Er hört, wie sie in den saftigen Apfel beißt und leise kaut, während sie sich ihm gegenüber auf den Küchentisch setzt. Eine Zeitung in der Hand öffnend, blättert sie durch die nichtssagenden Artikel. Bilder und Texte ohne Kontext oder Sinn. Ein Blatt nach dem anderen rauscht von einer Seite zur anderen. Wie ein Tanz mit Beugungen und Streckungen des Papierkörpers, der sich von einer Seite zur nächsten bewegt. Aber ihn sieht sie nicht.

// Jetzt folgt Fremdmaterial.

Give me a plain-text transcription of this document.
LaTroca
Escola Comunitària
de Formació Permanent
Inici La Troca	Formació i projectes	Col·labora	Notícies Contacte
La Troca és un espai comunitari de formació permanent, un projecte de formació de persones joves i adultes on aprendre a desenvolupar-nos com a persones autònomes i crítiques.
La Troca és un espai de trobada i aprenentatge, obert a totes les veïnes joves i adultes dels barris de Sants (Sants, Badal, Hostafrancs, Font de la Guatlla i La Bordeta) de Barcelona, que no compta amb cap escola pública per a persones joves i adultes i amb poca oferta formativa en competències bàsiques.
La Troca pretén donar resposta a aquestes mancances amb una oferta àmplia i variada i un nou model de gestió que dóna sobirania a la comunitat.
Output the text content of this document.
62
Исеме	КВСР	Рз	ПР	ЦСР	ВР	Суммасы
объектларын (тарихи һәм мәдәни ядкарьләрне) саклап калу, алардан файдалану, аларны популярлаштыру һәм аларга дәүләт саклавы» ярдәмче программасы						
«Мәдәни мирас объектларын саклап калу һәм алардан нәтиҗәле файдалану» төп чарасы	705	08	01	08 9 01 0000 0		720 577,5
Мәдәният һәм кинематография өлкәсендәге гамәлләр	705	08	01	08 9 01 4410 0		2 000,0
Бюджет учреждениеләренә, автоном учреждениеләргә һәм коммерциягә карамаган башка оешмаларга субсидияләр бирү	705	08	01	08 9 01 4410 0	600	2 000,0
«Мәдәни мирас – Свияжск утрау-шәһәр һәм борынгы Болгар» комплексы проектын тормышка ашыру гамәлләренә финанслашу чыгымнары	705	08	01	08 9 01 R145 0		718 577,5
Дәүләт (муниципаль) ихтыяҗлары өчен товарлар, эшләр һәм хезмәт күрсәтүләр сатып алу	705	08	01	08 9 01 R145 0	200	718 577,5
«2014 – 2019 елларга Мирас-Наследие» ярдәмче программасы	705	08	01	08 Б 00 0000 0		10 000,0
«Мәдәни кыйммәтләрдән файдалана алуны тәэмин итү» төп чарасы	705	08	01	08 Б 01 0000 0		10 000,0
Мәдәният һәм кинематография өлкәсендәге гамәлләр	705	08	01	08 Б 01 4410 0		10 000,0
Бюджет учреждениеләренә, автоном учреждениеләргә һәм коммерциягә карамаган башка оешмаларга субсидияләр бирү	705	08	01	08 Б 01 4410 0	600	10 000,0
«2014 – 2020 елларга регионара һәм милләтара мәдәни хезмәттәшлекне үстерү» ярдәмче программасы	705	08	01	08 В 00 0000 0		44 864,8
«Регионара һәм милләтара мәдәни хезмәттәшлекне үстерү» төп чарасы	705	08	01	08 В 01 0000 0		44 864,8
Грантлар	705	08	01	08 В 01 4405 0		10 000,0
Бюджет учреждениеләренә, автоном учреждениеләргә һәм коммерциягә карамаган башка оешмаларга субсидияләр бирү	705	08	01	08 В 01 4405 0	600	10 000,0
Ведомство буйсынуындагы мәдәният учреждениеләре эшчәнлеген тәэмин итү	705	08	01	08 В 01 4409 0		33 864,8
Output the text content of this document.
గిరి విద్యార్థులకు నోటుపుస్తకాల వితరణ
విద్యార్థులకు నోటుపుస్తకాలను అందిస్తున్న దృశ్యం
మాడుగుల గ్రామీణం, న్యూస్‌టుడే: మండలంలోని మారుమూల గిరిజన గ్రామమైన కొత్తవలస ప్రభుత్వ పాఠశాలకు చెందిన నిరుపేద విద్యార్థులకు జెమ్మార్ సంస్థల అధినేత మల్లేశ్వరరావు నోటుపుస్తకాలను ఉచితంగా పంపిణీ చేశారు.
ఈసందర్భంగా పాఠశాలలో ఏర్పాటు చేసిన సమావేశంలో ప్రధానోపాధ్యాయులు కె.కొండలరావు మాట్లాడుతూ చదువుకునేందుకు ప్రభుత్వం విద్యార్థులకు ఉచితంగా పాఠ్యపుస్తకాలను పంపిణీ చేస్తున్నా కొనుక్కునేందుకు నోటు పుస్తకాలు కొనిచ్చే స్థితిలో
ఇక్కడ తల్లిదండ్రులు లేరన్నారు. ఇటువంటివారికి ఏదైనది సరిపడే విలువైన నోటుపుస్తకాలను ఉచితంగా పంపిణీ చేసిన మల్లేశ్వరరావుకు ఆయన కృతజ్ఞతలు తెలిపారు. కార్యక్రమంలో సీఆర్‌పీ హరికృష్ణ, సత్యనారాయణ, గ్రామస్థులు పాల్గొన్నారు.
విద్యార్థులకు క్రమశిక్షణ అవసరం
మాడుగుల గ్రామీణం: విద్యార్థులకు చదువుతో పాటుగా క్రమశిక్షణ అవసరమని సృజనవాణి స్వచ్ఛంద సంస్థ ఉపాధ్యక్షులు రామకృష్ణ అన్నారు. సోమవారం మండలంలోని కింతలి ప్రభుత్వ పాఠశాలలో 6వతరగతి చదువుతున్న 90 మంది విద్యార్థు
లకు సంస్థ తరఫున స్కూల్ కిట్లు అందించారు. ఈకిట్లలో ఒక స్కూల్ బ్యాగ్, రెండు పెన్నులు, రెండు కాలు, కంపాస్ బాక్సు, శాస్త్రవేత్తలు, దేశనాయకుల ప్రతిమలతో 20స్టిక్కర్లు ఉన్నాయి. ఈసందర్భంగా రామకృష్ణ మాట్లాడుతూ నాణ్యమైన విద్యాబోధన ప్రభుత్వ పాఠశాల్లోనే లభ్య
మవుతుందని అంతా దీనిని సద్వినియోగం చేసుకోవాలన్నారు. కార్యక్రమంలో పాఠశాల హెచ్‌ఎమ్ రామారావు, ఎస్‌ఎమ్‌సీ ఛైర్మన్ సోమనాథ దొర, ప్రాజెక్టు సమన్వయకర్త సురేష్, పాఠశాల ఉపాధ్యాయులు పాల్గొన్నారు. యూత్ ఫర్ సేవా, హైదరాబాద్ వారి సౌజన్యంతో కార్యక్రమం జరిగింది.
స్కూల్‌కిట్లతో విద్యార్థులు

Er blickt ihr direkt in die Augen. Sie hat ein schönes Gesicht. Fein gezeichnet, von den Haaren sanft umhüllt. Blickt sie ihn an oder durch ihn hindurch? Er spürt ihre Energie durch seine durchfließen, an der Wand abprallen und sich weiter durch den Raum bewegen. Er schaut auf ihr Gesicht, bemerkt aber, durch sie hindurchsehen zu können. Durch sie hindurch, hinaus in den Garten, der ihn freundlich begrüßt.

Sie sieht so echt aus. Wie früher. Der Blick, die Bewegungen, alles wirkt so echt. Sie legt die Zeitung wieder weg, atmet tief durch und beginnt, den Teller, auf dem die Apfelstücke gelegen haben, wegzuräumen. Der zerschnittene Apfelkern liegt in seinen letzten Zügen, bereit sich zu verabschieden. Wie früher steht sie auf und legt den Teller in den Geschirrspüler. Ein schöner Hauch von Erinnerung. Und mit jedem Schritt wird sie transparenter.

Er spürt den Drang, sie aufzuhalten. Er will nicht, dass sie wieder verschwindet. Noch ein wenig länger. Nur noch ein paar Minuten länger möchte er, dass sie bei ihm bleibt. Wie früher. Er möchte ihr nur kurz zusehen, wie sie einen Apfel zubereitet. Oder wie sie ein paar Seiten umblättert. Nur ein paar. Er will sie nicht loslassen. Er will sie nicht gehen lassen. Ein paar Seiten, die sich biegen lassen und sinnlosen Text zeigen. Nur noch ein bisschen länger, auch wenn es quälende Gefühle erzeugt. Ein Hauch von Illusion. Ein letztes Mal ihre Hand berühren. Nur noch ein Mal. Während die Gedanken und Gefühle durch seinen Körper und seinen Geist rauschen, verschwimmt sie mit ihrer Energie im Raum.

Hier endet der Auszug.